My previous two columns covered Army Air Corps Major Bradley Summers’ two B-17 crashes in WWII; the second being shot down over Germany, resulting in him becoming a POW with 22 months of captivity, primarily in Stalag 111, located 100 miles southeast of Berlin. The site had sandy soil, selected to hinder tunneling escapes. Tualatin’s Heritage Center has his memoirs, over 50 transcribed pages from interviews with him.
Summers said the Germans had respect for officers and “didn’t believe in making them work”. The officers were put in different camps than the enlisted. POWs called themselves Kriegies, short for Kriegesgefaugnen. the German word for prisoner of war. He said that Stalag III was staffed by non-flying Luffwaffe (German Air Force) officers; and enlisted personnel, generally not qualified for frontline duty. Many guards were older or had been wounded in combat. Enlisted preferred this duty for safety and living conditions but it was the least desired position for officers seeking promotion. POWs were subject to the whims of the guards and the orders of the madman who ran the country. But there was mutual respect with some of the guards, including two invited as guests to the 20-year reunion of the American Former Prisoners of Stalag III.

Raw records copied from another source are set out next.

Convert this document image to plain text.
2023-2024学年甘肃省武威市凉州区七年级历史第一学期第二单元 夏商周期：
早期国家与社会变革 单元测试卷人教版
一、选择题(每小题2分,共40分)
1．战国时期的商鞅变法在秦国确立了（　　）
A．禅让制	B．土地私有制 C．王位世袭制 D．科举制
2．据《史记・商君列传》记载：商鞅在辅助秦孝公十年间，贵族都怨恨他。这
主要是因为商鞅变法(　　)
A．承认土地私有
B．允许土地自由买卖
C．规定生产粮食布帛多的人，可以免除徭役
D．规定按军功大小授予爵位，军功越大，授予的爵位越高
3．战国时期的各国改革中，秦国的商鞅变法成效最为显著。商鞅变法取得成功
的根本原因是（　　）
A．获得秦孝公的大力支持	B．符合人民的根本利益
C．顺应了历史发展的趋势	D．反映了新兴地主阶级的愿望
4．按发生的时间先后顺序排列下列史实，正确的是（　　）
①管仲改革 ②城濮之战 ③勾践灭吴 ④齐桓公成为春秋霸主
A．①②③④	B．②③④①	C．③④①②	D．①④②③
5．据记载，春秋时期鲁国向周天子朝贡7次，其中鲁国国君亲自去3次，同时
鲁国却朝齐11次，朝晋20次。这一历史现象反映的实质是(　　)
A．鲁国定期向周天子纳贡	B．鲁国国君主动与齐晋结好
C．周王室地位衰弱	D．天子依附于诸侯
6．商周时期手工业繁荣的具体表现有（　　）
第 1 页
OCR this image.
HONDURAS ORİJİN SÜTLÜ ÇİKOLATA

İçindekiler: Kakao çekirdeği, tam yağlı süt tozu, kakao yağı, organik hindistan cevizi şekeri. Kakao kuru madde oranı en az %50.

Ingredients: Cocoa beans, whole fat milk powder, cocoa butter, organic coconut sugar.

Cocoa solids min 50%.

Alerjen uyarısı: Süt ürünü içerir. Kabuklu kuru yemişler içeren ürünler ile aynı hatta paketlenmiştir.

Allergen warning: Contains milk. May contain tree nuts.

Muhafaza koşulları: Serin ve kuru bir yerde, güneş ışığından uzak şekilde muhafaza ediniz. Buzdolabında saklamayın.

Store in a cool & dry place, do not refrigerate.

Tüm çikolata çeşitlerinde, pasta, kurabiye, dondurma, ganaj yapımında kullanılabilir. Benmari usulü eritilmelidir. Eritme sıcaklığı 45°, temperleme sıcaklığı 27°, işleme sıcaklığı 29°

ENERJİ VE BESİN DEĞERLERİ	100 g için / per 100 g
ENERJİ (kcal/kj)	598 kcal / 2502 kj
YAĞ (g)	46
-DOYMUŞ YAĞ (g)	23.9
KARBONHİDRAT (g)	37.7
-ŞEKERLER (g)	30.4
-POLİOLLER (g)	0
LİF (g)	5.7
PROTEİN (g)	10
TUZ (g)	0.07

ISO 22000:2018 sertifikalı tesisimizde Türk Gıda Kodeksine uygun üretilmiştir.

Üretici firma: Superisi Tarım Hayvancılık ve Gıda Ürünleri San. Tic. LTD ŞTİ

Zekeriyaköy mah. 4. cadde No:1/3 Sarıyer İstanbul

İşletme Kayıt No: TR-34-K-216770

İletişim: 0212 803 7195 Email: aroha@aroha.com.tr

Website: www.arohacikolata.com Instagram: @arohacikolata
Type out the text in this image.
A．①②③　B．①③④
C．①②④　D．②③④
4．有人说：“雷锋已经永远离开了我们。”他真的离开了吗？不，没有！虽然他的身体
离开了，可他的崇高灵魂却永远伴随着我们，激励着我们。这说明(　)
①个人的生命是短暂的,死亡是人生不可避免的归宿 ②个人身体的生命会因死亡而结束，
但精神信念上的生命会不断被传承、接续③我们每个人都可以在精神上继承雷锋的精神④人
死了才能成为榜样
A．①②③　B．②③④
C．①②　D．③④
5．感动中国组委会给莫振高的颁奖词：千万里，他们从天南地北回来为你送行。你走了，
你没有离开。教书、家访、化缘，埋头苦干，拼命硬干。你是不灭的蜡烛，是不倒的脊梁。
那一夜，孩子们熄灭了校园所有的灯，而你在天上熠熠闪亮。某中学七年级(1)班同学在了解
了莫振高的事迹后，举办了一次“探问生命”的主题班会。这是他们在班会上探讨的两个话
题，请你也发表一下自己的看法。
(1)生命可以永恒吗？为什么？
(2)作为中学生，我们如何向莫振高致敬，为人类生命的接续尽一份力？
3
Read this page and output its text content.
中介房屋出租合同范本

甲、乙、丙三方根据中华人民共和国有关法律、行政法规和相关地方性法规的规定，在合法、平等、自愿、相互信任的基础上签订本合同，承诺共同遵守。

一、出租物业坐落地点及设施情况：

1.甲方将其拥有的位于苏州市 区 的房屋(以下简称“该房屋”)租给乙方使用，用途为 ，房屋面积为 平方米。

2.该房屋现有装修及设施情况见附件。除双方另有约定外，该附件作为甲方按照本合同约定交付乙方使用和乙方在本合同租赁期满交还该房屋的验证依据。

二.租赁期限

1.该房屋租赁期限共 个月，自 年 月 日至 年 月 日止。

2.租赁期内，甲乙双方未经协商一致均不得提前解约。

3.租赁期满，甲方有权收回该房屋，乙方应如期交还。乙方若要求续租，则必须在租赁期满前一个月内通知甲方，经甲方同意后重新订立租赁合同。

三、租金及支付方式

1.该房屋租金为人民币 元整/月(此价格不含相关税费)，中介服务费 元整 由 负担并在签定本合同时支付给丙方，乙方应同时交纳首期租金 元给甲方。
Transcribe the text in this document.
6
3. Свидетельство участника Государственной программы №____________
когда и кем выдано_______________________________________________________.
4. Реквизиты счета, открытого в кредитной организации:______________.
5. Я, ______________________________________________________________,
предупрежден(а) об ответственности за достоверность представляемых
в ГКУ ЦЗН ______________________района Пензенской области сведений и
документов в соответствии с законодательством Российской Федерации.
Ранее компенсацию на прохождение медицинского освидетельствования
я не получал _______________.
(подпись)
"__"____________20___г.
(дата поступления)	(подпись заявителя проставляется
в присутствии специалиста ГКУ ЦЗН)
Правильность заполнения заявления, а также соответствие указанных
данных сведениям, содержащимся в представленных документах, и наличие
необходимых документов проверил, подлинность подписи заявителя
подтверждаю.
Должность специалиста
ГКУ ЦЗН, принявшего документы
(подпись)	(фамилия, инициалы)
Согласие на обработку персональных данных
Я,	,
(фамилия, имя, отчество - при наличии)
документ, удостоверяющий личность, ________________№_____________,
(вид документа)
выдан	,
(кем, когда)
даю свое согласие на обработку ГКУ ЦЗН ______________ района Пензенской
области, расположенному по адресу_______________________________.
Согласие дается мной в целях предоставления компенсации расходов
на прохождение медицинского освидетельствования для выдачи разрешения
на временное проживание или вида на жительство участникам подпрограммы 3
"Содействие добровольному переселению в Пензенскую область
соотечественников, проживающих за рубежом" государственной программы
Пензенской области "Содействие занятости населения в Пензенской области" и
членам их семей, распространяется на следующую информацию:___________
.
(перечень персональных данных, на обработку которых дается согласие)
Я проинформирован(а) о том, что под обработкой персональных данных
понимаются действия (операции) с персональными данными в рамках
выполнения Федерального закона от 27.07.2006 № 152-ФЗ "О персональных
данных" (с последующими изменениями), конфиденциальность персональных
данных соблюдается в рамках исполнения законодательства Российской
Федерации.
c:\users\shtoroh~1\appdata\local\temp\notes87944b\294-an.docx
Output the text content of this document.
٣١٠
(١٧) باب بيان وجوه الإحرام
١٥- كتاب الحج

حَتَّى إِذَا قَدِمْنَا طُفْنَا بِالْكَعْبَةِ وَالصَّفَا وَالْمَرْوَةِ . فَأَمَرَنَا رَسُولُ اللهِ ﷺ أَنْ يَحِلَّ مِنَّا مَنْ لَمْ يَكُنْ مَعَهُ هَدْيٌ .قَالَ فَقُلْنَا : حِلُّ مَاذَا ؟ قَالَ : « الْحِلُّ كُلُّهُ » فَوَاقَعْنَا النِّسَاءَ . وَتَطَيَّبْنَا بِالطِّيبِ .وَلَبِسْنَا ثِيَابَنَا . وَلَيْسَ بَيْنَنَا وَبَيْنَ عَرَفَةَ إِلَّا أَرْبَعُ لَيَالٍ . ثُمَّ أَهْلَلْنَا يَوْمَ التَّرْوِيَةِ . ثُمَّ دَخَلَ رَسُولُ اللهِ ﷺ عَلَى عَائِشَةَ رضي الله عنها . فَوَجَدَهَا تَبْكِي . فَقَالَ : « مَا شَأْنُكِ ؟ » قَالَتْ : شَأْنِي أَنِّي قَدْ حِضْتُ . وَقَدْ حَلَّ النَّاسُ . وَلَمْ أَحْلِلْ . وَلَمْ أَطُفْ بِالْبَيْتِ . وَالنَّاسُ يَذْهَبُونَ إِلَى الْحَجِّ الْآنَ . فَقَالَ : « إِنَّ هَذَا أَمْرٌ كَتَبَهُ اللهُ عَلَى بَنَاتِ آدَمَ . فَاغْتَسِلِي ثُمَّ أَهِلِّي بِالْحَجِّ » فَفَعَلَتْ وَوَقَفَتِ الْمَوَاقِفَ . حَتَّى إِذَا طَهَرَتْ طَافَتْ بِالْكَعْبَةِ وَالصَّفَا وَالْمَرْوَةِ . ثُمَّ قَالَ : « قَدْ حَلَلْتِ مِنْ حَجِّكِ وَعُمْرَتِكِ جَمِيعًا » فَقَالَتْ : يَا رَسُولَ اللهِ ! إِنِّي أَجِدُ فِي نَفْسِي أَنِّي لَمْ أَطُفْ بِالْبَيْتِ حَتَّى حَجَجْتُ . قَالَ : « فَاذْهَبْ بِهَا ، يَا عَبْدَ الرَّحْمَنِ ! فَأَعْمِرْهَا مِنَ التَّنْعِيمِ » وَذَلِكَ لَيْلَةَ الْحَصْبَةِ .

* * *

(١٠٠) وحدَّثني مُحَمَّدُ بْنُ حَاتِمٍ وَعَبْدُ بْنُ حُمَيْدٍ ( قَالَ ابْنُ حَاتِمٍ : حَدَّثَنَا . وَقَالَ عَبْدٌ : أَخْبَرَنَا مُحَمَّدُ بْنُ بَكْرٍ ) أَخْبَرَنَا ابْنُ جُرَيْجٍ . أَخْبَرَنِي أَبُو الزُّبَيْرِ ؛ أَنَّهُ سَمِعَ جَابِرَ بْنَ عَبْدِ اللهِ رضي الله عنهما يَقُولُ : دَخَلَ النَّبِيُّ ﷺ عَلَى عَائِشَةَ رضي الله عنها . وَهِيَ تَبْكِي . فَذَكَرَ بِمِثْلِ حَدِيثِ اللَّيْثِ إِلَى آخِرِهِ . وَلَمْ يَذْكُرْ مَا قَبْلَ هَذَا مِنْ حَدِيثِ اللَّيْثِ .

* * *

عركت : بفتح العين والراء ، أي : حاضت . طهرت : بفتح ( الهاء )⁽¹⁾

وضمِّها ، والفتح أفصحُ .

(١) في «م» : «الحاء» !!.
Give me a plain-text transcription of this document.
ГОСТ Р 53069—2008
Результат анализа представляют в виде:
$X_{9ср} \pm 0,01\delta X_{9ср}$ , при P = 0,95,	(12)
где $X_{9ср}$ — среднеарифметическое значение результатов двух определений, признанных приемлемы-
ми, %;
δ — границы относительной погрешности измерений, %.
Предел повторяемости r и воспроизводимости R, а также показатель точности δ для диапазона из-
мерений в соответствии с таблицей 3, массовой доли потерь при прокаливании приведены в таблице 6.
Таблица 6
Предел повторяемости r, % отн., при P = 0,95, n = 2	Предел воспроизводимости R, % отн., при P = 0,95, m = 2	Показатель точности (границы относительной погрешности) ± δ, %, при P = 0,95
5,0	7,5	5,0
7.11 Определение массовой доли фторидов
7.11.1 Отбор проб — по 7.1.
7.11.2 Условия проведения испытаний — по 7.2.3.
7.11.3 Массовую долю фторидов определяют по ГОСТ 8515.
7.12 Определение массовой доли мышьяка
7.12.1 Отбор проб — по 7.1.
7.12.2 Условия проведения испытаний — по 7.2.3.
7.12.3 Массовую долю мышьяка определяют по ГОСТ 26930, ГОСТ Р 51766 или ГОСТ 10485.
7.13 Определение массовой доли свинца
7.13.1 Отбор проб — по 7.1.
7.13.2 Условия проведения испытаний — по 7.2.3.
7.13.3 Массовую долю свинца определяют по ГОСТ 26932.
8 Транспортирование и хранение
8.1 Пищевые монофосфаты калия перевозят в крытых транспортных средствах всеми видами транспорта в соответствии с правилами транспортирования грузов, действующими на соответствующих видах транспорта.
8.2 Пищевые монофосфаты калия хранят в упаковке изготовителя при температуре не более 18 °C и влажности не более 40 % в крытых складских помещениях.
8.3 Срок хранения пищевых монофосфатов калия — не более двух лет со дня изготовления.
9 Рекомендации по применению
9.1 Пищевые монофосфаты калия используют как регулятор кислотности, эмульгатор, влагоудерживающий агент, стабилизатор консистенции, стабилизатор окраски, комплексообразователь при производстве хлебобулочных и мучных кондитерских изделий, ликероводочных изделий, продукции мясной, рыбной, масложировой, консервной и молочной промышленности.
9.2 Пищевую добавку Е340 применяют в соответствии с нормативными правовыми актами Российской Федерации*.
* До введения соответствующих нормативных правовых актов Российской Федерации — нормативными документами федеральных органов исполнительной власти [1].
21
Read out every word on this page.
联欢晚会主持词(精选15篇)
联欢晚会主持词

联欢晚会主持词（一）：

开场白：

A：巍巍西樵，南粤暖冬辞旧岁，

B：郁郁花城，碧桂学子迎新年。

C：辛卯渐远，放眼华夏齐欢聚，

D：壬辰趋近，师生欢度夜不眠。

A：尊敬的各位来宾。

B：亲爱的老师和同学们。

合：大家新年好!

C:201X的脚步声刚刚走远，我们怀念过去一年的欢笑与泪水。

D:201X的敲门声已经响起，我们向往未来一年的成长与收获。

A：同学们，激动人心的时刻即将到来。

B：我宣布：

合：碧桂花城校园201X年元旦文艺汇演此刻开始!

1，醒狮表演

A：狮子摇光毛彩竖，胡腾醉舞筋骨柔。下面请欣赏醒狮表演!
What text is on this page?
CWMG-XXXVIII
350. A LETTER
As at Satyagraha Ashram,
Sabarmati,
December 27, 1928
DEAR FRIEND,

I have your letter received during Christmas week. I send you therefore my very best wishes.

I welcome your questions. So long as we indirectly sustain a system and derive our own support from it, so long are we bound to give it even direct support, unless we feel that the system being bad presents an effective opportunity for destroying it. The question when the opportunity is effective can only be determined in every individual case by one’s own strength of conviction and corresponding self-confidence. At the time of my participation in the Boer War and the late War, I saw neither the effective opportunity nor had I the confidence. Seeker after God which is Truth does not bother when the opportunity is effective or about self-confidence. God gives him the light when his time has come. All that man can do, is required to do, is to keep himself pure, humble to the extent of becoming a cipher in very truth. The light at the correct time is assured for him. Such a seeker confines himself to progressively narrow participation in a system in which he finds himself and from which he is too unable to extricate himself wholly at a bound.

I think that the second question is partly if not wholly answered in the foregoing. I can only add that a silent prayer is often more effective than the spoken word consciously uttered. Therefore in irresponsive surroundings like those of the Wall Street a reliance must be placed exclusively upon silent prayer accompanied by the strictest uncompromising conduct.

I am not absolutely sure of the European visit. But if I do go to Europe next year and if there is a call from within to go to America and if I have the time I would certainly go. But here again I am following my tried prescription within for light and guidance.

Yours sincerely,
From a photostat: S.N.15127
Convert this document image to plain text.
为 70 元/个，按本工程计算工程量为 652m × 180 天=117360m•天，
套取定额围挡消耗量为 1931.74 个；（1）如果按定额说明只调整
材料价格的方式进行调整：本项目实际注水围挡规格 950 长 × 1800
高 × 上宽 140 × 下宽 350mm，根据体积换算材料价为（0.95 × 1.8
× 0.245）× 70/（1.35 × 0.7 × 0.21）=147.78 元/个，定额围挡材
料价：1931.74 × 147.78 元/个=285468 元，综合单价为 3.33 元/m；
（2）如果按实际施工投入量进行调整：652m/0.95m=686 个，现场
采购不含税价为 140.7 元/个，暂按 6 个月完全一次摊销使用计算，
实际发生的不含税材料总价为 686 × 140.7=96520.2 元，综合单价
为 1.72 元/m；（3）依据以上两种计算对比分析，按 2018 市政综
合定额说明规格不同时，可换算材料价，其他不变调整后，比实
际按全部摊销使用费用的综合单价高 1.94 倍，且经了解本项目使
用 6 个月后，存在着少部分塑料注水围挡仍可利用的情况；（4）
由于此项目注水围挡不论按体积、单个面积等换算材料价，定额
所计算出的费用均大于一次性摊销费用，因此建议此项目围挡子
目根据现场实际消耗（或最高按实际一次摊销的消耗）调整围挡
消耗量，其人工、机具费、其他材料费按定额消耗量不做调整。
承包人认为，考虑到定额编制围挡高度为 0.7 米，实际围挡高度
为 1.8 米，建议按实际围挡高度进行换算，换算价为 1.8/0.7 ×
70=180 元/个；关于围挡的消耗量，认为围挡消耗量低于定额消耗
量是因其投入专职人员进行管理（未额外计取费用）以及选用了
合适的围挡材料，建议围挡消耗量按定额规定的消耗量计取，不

Internally each camp was run by the highest ranking allied officer who organized duties in military fashion. Summers was assigned as the Red Cross Parcells Officer for his block. They lived in barracks but “the limeys called them Cellblock, so everybody called them blocks.” At his first camp in Stalag 111, the Germans built a latrine with running water. Summers said that there were gardens and flowers planted outside the blocks. “all of a sudden, all the kriegies around the camp were watering their flowers all day ’”carrying water from the latrine facility. “Mysterious thing was that the ground in the flower beds kept rising.” An enclosure fence was near the latrine and the POWs were digging a tunnel underneath the fence to escape. “They’d gone inside there and built a tunnel. These people that were carrying water out, they would have a can almost full of sand with a little water on top. The flower beds kept getting bigger and bigger…as they watered them all day long” Unfortunately, as the tunnel reached the fence, the “ Germans came with a wagonload of coal and caved it in”
Each camp had a Committee Z, in charge of anti-German activities. The Germans used what the POWs called Ferrets. “They would crawl under the barracks and up in the attics and everywhere around” to check for anything going on that shouldn’t be”. When POWs lookouts saw them, as a warning for Committee Z activities, they would yell “tally ho”. So the Germans would not figure out the lookout system, POWs called out “tally ho” every time they saw a guard. The German guards were called “Goons” and willingly accepted the nickname after being told it stood for “German Officer Or Non-Com”. With concern about German infiltration, newcomers to each camp had to be vouched for by two POWs who knew the prisoner by sight. Those failing were severely interrogated and had several POWs assigned to escort them everywhere until deemed to be legitimate. Several infiltrators were identified through that system.
Stalag III had the best-organized recreational program of any POW camp in Germany. Each compound had athletic fields and volleyball courts. With 1,900 men in each compound, “you could find people that can do anything. Had guys with premed who ran a First Aid Station”. Had talented musicians, and actors who put on performances in a theatre the POWs built. POWs enjoyed doing pranks. Summers told about a bunkmate was known for scuffed up shoes. He and a buddy shined them up one night and put them under his bed. His friend did not recognize them and looked all over their block for them. Summers said that story was shared throughout their compound by the time the morning muster was over.
Summers generally received humane treatment as accorded by Geneva Convention. But, at Hitler’s orders, over 10,000 Staling 111 POWs were marched South in the middle of a winter storm in the middle of a blizzard in near zero temperatures as Allied Armies neared their camp. This kept them under German authority as the war ended, giving Hitler a negotiating chip. Summers’ obituary says he died on April 15, 2002, at age 82, with 44 grandchildren among his survivors. He is buried in Winona Cemetery along with his wife Rachel, brother Johnny and his wife, and his parents. Winona has 73 known veterans interned; from the Civil War, Indian wars, Spanish American War, World War I, World War II, Korean and Vietnam Wars.